A majority (72%) of respondents to Invesco’s ninth annual Global Sovereign Asset Management Study believe that depressed valuations in the real estate sector in the wake of the COVID-19 pandemic represent a strong opportunity to invest in the asset class.
This is despite allocations to the average real estate allocation among 141 SWFs and 82 central banks – representing about $19trn in assets – falling to 8.3% this year, down from 9% in 2020 and 8.7% in 2019.
Invesco said it found that “any pause in deal making is likely to be brief and may, in fact, be followed by a period of more intense competition as sovereigns look to make up for lost time”.
More than half (53%) of sovereign institutions plan to make more real estate deals over 2021 than in 2020, and 27% intend to maintain the same level of activity.
Real estate also remains the most favoured alternative asset compared to other classes such as private equity, infrastructure or hedge funds.
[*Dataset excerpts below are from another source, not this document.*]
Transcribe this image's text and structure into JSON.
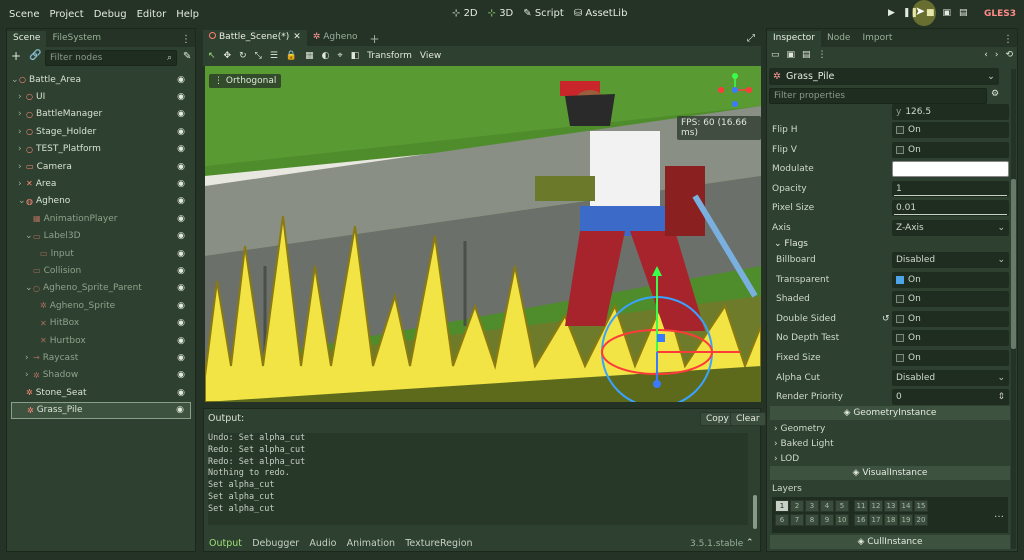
{
  "menu": [
    "Scene",
    "Project",
    "Debug",
    "Editor",
    "Help"
  ],
  "main_screens": [
    {
      "label": "2D",
      "active": false
    },
    {
      "label": "3D",
      "active": true
    },
    {
      "label": "Script",
      "active": false
    },
    {
      "label": "AssetLib",
      "active": false
    }
  ],
  "renderer": "GLES3",
  "scene_dock": {
    "tabs": [
      "Scene",
      "FileSystem"
    ],
    "filter_placeholder": "Filter nodes",
    "nodes": [
      {
        "label": "Battle_Area",
        "depth": 0,
        "icon": "node3d-icon",
        "dim": false
      },
      {
        "label": "UI",
        "depth": 1,
        "icon": "node3d-icon",
        "dim": false
      },
      {
        "label": "BattleManager",
        "depth": 1,
        "icon": "node3d-icon",
        "dim": false
      },
      {
        "label": "Stage_Holder",
        "depth": 1,
        "icon": "node3d-icon",
        "dim": false
      },
      {
        "label": "TEST_Platform",
        "depth": 1,
        "icon": "node3d-icon",
        "dim": false
      },
      {
        "label": "Camera",
        "depth": 1,
        "icon": "camera-icon",
        "dim": false
      },
      {
        "label": "Area",
        "depth": 1,
        "icon": "area-icon",
        "dim": false
      },
      {
        "label": "Agheno",
        "depth": 1,
        "icon": "kinematic-icon",
        "dim": false
      },
      {
        "label": "AnimationPlayer",
        "depth": 2,
        "icon": "animation-player-icon",
        "dim": true
      },
      {
        "label": "Label3D",
        "depth": 2,
        "icon": "label3d-icon",
        "dim": true
      },
      {
        "label": "Input",
        "depth": 3,
        "icon": "input-icon",
        "dim": true
      },
      {
        "label": "Collision",
        "depth": 2,
        "icon": "collision-icon",
        "dim": true
      },
      {
        "label": "Agheno_Sprite_Parent",
        "depth": 2,
        "icon": "node3d-icon",
        "dim": true
      },
      {
        "label": "Agheno_Sprite",
        "depth": 3,
        "icon": "sprite3d-icon",
        "dim": true
      },
      {
        "label": "HitBox",
        "depth": 3,
        "icon": "area-icon",
        "dim": true
      },
      {
        "label": "Hurtbox",
        "depth": 3,
        "icon": "area-icon",
        "dim": true
      },
      {
        "label": "Raycast",
        "depth": 2,
        "icon": "raycast-icon",
        "dim": true
      },
      {
        "label": "Shadow",
        "depth": 2,
        "icon": "sprite3d-icon",
        "dim": true
      },
      {
        "label": "Stone_Seat",
        "depth": 1,
        "icon": "sprite3d-icon",
        "dim": false
      },
      {
        "label": "Grass_Pile",
        "depth": 1,
        "icon": "sprite3d-icon",
        "dim": false
      }
    ]
  },
  "editor_tabs": [
    {
      "label": "Battle_Scene(*)",
      "active": true
    },
    {
      "label": "Agheno",
      "active": false
    }
  ],
  "viewport": {
    "menus": [
      "Transform",
      "View"
    ],
    "perspective": "Orthogonal",
    "fps": "FPS: 60 (16.66 ms)"
  },
  "output": {
    "title": "Output:",
    "copy_label": "Copy",
    "clear_label": "Clear",
    "lines": [
      "Undo: Set alpha_cut",
      "Redo: Set alpha_cut",
      "Redo: Set alpha_cut",
      "Nothing to redo.",
      "Set alpha_cut",
      "Set alpha_cut",
      "Set alpha_cut"
    ]
  },
  "bottom_tabs": [
    {
      "label": "Output",
      "active": true
    },
    {
      "label": "Debugger",
      "active": false
    },
    {
      "label": "Audio",
      "active": false
    },
    {
      "label": "Animation",
      "active": false
    },
    {
      "label": "TextureRegion",
      "active": false
    }
  ],
  "version": "3.5.1.stable",
  "inspector": {
    "tabs": [
      "Inspector",
      "Node",
      "Import"
    ],
    "object_name": "Grass_Pile",
    "filter_placeholder": "Filter properties",
    "y_label": "y",
    "y_value": "126.5",
    "props": [
      {
        "label": "Flip H",
        "type": "check",
        "checked": false,
        "text": "On"
      },
      {
        "label": "Flip V",
        "type": "check",
        "checked": false,
        "text": "On"
      },
      {
        "label": "Modulate",
        "type": "color",
        "color": "#ffffff"
      },
      {
        "label": "Opacity",
        "type": "slider",
        "text": "1"
      },
      {
        "label": "Pixel Size",
        "type": "slider",
        "text": "0.01"
      },
      {
        "label": "Axis",
        "type": "select",
        "text": "Z-Axis"
      }
    ],
    "flags_label": "Flags",
    "flags": [
      {
        "label": "Billboard",
        "type": "select",
        "text": "Disabled"
      },
      {
        "label": "Transparent",
        "type": "check",
        "checked": true,
        "text": "On"
      },
      {
        "label": "Shaded",
        "type": "check",
        "checked": false,
        "text": "On"
      },
      {
        "label": "Double Sided",
        "type": "check",
        "checked": false,
        "text": "On",
        "revert": true
      },
      {
        "label": "No Depth Test",
        "type": "check",
        "checked": false,
        "text": "On"
      },
      {
        "label": "Fixed Size",
        "type": "check",
        "checked": false,
        "text": "On"
      },
      {
        "label": "Alpha Cut",
        "type": "select",
        "text": "Disabled"
      },
      {
        "label": "Render Priority",
        "type": "spin",
        "text": "0"
      }
    ],
    "geometry_instance_label": "GeometryInstance",
    "collapsed_sections": [
      "Geometry",
      "Baked Light",
      "LOD"
    ],
    "visual_instance_label": "VisualInstance",
    "layers_label": "Layers",
    "layers_row1": [
      "1",
      "2",
      "3",
      "4",
      "5",
      "11",
      "12",
      "13",
      "14",
      "15"
    ],
    "layers_row2": [
      "6",
      "7",
      "8",
      "9",
      "10",
      "16",
      "17",
      "18",
      "19",
      "20"
    ],
    "layers_on": [
      "1"
    ],
    "cull_instance_label": "CullInstance"
  }
}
“While allocations to the asset class have shown some signs of softening, institutions remain enthusiastic about the asset class,” said Rod Ringrow, head of official institutions at Invesco.
“As truly long-term investors, sovereigns have limited concerns about short-term reductions in valuation and yields, citing the attractiveness of the asset class as a diversifier, a shelter from volatility and, in some instances, a substitute for low-yield fixed income portfolios. In contrast to some bearish predictions, sovereigns were generally sanguine about the long-term impact of the pandemic on real estate portfolios.”
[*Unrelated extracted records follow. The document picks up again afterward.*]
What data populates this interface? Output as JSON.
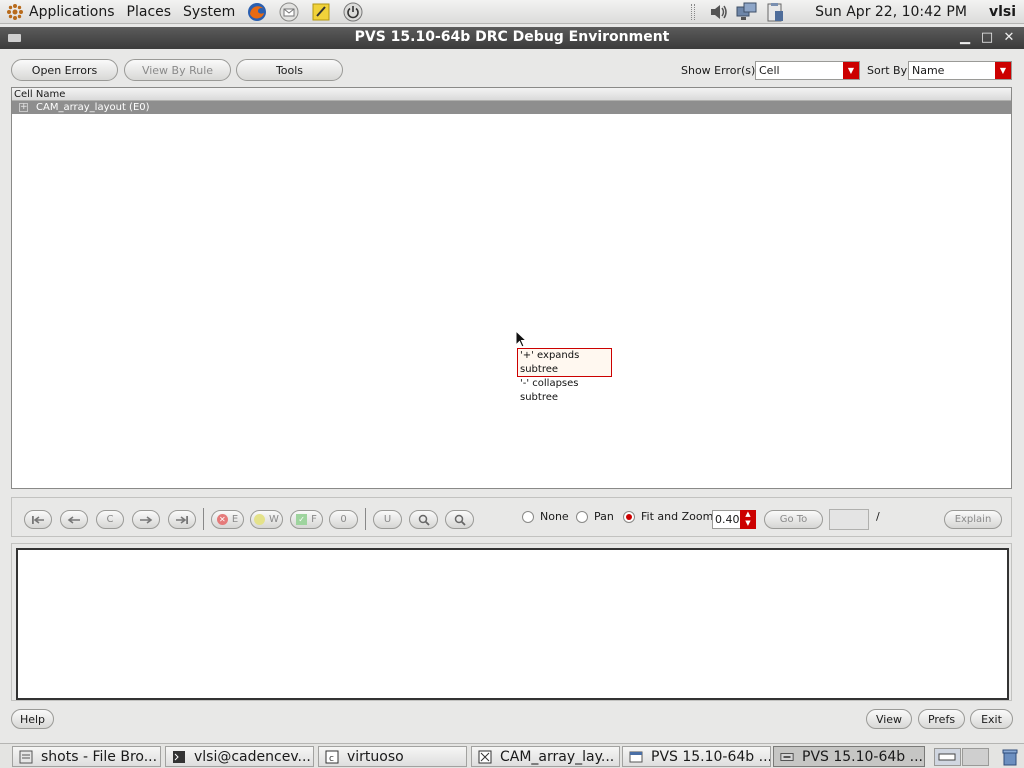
{
  "panel": {
    "menus": [
      "Applications",
      "Places",
      "System"
    ],
    "clock": "Sun Apr 22, 10:42 PM",
    "user": "vlsi"
  },
  "window": {
    "title": "PVS 15.10-64b DRC Debug Environment"
  },
  "toolbar": {
    "open_errors": "Open Errors",
    "view_by_rule": "View By Rule",
    "tools": "Tools",
    "show_errors_label": "Show Error(s)",
    "show_errors_value": "Cell",
    "sort_by_label": "Sort By",
    "sort_by_value": "Name"
  },
  "tree": {
    "header": "Cell Name",
    "expander": "+",
    "rows": [
      {
        "label": "CAM_array_layout (E0)"
      }
    ]
  },
  "tooltip": {
    "line1": "'+' expands subtree",
    "line2": "'-' collapses subtree"
  },
  "nav": {
    "buttons": [
      {
        "name": "first-icon-button",
        "label": ""
      },
      {
        "name": "prev-icon-button",
        "label": ""
      },
      {
        "name": "current-button",
        "label": "C"
      },
      {
        "name": "next-icon-button",
        "label": ""
      },
      {
        "name": "last-icon-button",
        "label": ""
      },
      {
        "name": "errors-button",
        "label": "E"
      },
      {
        "name": "warnings-button",
        "label": "W"
      },
      {
        "name": "fixed-button",
        "label": "F"
      },
      {
        "name": "zero-button",
        "label": "0"
      },
      {
        "name": "undo-button",
        "label": "U"
      }
    ],
    "mode_none": "None",
    "mode_pan": "Pan",
    "mode_fit_zoom": "Fit and Zoom",
    "zoom_value": "0.40",
    "goto": "Go To",
    "page_separator": "/",
    "explain": "Explain"
  },
  "bottom": {
    "help": "Help",
    "view": "View",
    "prefs": "Prefs",
    "exit": "Exit"
  },
  "taskbar": {
    "tasks": [
      {
        "label": "shots - File Bro..."
      },
      {
        "label": "vlsi@cadencev..."
      },
      {
        "label": "virtuoso"
      },
      {
        "label": "CAM_array_lay..."
      },
      {
        "label": "PVS 15.10-64b ..."
      },
      {
        "label": "PVS 15.10-64b ..."
      }
    ]
  },
  "colors": {
    "accent": "#cc0000",
    "title_bar": "#4a4a4a",
    "selected_row": "#8e8e8e"
  }
}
The study revealed confidence among sovereign investors that city centres and urban office markets will eventually regain their pre-pandemic dynamism, and that urban real estate investments will ultimately trump non-urban ones. Not surprisingly, given the disruption caused by the pandemic on retail and office markets, industrial and residential property are rated as more attractive.
Data centres were singled as out the most desirable real estate sector based on anticipated yields over the next five years – a category that has been growing rapidly in line with increasing demand for cloud-based services. Survey respondents noted that, once established, data-centres are rarely relocated and, therefore, offer secure long-term yields, with many expressing a desire to build up both expertise and exposure in area.
The most significant risk to real estate portfolios was identified as climate change – ahead of falling yields due to the pandemic. As a result, the vast majority (84%) are increasing their consideration of climate when making real estate investments and are increasingly incorporating climate risks within due diligence processes.
Currently, only 23% of sovereigns fully incorporate climate risks at the due diligence stage; however, 70% plan to increase their consideration of climate risks over the next five years.